I can't keep the tears out of my eyes today. 

Because Whitney's dead.

And the world is just that much less beautiful today.  There is not enough beauty, for the eyes or for the ears.  Whitney looked as beautiful as she sounded.  There aren't nearly enough beautiful singers.  There's not nearly enough beautiful anything.

I don't know what the coroner's report will say.  But, like everybody else who knows anything about her story, I expect it will say something about how drugs and alcohol had weakened something or other.  If she hadn't done those things, she would still be with us.  Unintentionally, but truly, she killed herself.  She stole from us.  She stole herself from us.  Just like Elvis and Jimi Hendrix and Janis Joplin and Mama Cass and John Belushi, she robbed us.
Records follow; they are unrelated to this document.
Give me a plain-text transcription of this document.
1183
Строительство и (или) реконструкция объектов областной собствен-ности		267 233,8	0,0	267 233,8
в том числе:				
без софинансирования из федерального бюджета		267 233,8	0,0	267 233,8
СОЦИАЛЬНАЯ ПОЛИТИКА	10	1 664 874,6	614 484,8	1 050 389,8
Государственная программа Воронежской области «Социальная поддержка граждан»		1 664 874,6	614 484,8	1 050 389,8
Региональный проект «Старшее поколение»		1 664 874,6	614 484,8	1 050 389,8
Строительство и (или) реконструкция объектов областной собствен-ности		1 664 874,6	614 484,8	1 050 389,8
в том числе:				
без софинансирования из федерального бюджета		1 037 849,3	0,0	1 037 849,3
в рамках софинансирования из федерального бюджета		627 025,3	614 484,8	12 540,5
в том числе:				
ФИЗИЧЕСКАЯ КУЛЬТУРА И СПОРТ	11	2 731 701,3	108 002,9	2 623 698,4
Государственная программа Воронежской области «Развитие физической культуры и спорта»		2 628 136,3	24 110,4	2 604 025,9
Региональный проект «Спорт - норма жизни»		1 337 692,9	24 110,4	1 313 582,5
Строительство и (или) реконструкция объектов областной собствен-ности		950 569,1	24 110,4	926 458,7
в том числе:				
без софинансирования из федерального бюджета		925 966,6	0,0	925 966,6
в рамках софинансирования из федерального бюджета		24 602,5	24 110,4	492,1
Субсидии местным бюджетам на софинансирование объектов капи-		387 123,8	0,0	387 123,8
There is not enough beauty in the world.  And there is too much pain, and too much evil.

Whitney wasn't evil.  She was beautiful.  And she was in pain.  Self-medicated.

Like me.  Only I eat--my drug of choice.  I've gotten so fat my chest tingles where the huge fat gut intersects my lower ribs.  It will kill me as surely as that illustrious roll call above were killed.  I don't know their pressures and their pains.  But I know mine.  And right now there is a jar of lightly-salted dry roasted peanuts I can't keep my hand out of.  Because one handful of peanuts won't make that much of a difference, right?

Is that why I can't keep the tears out of my eyes?  Because Whitney was a fellow addict?

Have I lost a sister?

Maybe we all have.

Recquiescat in pacem, Whitney Elizabeth.  You made the world better.